Trochlear nerve. Anatomy—> It originates in the dorsal midbrain. The fascicle passes laterally to the aqueduct and exits the midbrain dorsally. The nerves cross before passing around the midbrain tectum to reach the free end of the tentorium and then pass forward into the wall of the cavernous sinus. The nerve enters to orbit through the superior orbital fissure and innervates the contralateral superior oblique muscle. Clinical features —> Vertical diplopia with tilting of objects (torsional diplopia) which is worse on looking down and is caused by ipsilateral superior oblique weakness.
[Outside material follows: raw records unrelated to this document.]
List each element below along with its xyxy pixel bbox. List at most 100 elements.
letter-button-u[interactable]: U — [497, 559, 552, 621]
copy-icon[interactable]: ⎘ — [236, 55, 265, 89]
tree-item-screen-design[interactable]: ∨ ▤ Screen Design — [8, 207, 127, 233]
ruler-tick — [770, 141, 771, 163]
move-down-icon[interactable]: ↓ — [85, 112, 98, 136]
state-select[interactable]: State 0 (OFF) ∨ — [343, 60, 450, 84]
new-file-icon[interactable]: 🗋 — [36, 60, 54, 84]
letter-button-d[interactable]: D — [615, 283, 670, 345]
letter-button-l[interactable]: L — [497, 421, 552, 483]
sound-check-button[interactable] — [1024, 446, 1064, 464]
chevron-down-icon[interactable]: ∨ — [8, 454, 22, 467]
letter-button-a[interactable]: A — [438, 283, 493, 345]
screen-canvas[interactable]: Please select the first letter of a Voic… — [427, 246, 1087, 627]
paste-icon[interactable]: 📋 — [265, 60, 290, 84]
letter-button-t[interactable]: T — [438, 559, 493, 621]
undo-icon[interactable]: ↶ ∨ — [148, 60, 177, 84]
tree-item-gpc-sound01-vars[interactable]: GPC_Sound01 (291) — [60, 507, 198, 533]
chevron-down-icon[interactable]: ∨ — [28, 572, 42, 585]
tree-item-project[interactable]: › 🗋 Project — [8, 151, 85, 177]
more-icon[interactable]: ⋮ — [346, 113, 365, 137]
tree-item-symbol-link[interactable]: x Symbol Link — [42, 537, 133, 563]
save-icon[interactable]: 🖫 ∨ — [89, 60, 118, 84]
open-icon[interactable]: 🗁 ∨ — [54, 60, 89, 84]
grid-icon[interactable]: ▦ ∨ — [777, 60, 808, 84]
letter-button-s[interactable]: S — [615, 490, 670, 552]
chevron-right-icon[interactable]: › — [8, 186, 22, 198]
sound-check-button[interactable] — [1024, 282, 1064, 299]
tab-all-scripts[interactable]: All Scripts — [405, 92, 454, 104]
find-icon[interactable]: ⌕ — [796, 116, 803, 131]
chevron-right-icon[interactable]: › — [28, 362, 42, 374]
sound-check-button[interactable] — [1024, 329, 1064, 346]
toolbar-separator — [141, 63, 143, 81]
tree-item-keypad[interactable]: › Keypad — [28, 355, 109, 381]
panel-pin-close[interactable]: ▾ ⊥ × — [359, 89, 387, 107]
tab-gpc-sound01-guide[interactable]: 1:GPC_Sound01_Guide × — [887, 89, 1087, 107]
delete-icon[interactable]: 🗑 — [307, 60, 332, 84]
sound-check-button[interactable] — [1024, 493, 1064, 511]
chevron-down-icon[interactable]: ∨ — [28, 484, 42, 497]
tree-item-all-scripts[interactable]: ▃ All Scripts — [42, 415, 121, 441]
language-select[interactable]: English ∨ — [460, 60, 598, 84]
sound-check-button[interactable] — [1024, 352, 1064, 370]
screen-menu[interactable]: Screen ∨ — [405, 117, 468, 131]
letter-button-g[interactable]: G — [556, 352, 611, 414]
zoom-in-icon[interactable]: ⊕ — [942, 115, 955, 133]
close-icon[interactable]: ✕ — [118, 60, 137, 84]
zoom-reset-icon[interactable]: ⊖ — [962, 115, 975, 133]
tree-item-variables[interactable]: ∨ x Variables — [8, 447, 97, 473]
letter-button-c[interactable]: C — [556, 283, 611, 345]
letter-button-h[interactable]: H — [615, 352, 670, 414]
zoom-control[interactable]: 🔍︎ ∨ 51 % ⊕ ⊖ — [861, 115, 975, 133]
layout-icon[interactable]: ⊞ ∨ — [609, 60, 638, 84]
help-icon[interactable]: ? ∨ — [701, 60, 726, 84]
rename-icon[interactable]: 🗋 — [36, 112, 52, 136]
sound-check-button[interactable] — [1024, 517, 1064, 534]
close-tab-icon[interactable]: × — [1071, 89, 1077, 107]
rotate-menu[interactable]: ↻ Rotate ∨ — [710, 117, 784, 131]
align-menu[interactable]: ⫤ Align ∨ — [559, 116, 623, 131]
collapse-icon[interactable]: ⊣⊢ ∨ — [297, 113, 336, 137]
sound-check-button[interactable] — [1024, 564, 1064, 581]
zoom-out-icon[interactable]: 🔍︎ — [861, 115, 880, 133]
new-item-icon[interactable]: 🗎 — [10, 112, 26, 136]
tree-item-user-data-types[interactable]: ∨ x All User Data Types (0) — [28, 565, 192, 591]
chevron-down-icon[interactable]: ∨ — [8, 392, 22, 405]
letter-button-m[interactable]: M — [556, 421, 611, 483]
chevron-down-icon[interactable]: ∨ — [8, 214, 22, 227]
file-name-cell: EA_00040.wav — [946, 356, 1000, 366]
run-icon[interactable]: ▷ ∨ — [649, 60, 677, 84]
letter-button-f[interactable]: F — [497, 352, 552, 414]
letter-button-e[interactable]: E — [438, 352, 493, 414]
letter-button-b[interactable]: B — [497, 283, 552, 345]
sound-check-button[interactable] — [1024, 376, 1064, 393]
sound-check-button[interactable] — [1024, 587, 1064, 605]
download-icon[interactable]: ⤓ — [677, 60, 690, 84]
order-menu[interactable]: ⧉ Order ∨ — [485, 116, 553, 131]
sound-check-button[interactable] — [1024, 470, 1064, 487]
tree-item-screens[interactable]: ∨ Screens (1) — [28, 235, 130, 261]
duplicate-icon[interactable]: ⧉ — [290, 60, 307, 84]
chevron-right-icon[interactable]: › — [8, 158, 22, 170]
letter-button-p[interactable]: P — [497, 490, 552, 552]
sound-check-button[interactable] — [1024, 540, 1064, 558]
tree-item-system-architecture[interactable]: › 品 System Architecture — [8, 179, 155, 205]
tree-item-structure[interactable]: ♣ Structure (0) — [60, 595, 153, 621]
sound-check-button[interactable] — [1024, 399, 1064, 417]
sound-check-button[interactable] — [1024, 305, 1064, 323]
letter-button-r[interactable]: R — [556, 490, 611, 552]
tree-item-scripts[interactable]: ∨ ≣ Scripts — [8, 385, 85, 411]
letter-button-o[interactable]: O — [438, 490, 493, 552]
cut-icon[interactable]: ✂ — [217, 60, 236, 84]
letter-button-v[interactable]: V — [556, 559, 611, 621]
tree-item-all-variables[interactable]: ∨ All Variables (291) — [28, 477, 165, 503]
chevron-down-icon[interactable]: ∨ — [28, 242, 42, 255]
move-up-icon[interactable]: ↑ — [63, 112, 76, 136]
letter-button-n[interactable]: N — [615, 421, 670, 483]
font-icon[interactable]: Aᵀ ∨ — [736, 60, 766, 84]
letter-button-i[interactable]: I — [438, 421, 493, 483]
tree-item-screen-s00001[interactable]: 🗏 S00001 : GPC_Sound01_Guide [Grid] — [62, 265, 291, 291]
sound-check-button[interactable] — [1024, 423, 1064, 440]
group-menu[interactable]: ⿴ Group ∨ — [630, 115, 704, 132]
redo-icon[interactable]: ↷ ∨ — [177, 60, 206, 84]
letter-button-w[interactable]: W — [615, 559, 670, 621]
Elevation of the affected eye (overaction of the inferior oblique) and head tilt away from the side of the lesion.
28
Abducens CNVΙ?
Anatomy —> It is located in the caudal paramedian pontine tegmentum beneath the floor of the IV ventricle. The fascicle has a long intrapontine course. It emerges from the brainstem ventrally and traverses the subarachnoid space in close relationship to the anterior inferior cerebellar artery. It runs within the cavernous sinus, before passing through the annular segment of the superior orbital fissure to innervate the lateral rectus muscle. Clinical features —> horizontal diplopia due to ipsilateral rectus paresis with a primary position esotropia.